New study reveals toxic chemicals in most children's car seats

Toxic flame retardant chemicals in car seats can cause negative health effects

DETROIT – Ecology Center’s Healthy Stuff program released test results and product ratings Monday in its new 2018 report, Hidden Hazards: Flame Retardants and PFAS in Children’s Car Seats.

The Ecology Center has been tracking changes in toxic chemical additives of popular car seat brands since 2006.

The center collaborated with researchers from Indiana University and the University of Notre Dame to incorporate detailed analytical results into the Healthy Stuff report as well as for publication Monday in the peer-reviewed journal Environmental Science & Technology Letters.

The peer-reviewed letter is the first-ever report in scientific literature of the presence of a new flame retardant chemical in child car seats in North America.  

View car seat test results and rankings

Testing also confirmed that three companies now offer a car seat that does not contain added toxic flame retardant chemicals including Uppababy Mesa, Jordan and Henry models (infant); Clek Fllo, Mammoth (convertible); and Nuna Pipa Lite, Fog (infant).

Public health groups from across the country are united in a national effort to update the government’s decades-old flammability standards, by publicly calling for the National Highway Traffic Safety Administration to update its flammability standards in this Change.org petition, allowing more parents the ability to purchase toxin-free car seats.  

   Compared with Ecology Center’s 2016 report, this year’s study shows there are fewer car seats with brominated flame retardants than in previous years.

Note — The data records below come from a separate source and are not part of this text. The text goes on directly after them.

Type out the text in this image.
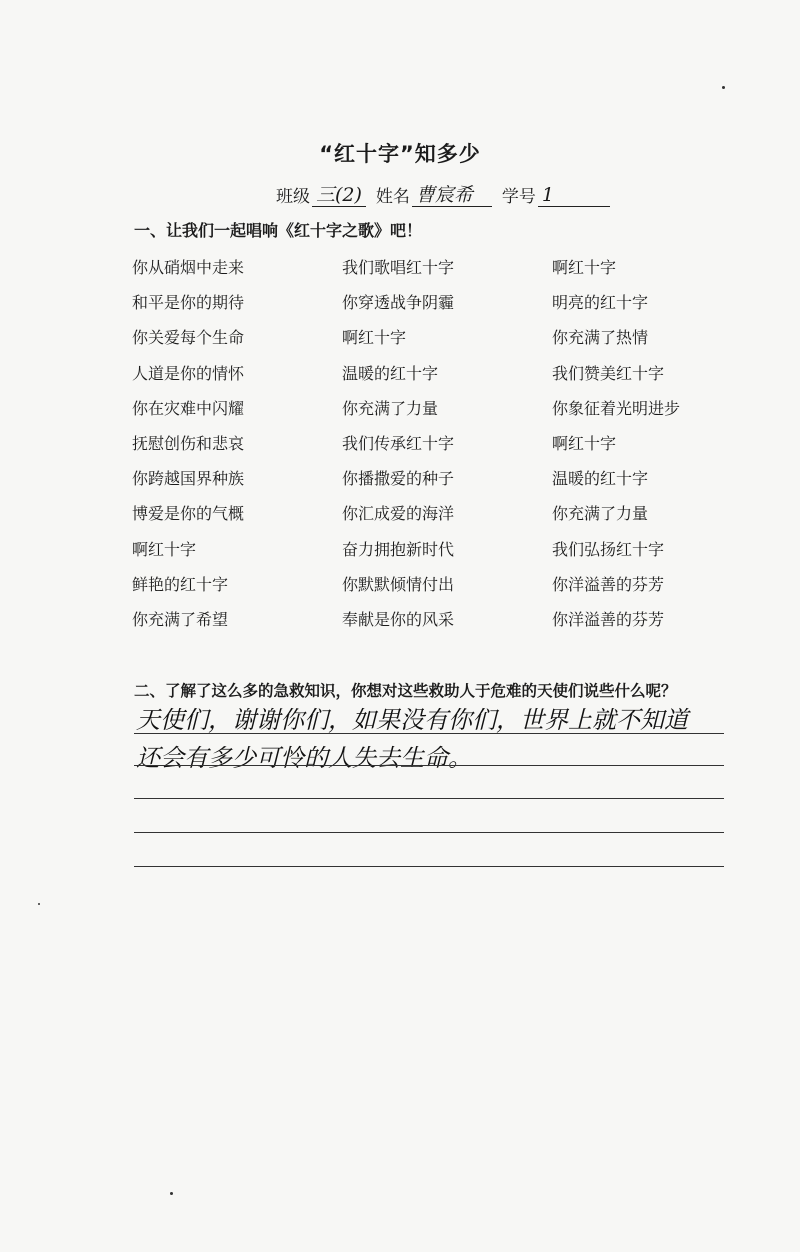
“红十字”知多少
班级 三(2) 姓名 曹宸希	学号 1
一、让我们一起唱响《红十字之歌》吧！
你从硝烟中走来	我们歌唱红十字	啊红十字
和平是你的期待	你穿透战争阴霾	明亮的红十字
你关爱每个生命	啊红十字	你充满了热情
人道是你的情怀	温暖的红十字	我们赞美红十字
你在灾难中闪耀	你充满了力量	你象征着光明进步
抚慰创伤和悲哀	我们传承红十字	啊红十字
你跨越国界种族	你播撒爱的种子	温暖的红十字
博爱是你的气概	你汇成爱的海洋	你充满了力量
啊红十字	奋力拥抱新时代	我们弘扬红十字
鲜艳的红十字	你默默倾情付出	你洋溢善的芬芳
你充满了希望	奉献是你的风采	你洋溢善的芬芳
二、了解了这么多的急救知识，你想对这些救助人于危难的天使们说些什么呢？
天使们，谢谢你们，如果没有你们，世界上就不知道
还会有多少可怜的人失去生命。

However, there is an increase in the use of phosphorus-based flame retardants, including the newly reported cyclic phosphonate ester.

“The switch from brominated to phosphorus-based flame retardants isn’t necessarily a move to safer chemistry,” explained Gillian Miller, senior scientist at Ecology Center. “Several commonly used phosphorus-based flame retardants show significant endocrine and developmental toxicity and also are persistent in our environment.” 

Toxic flame retardant chemicals used in children’s car seats can harm major systems in the body, including the hormone, developmental, reproductive, neurological and immune systems.

These chemicals pose the greatest risk to babies while their organs are still developing (prenatal and postnatal).

Exposures to toxic flame retardants have been associated with an array of negative health effects including reduced IQ, developmental delays, autism, hormone disruption, reproductive harm, obesity and cancer.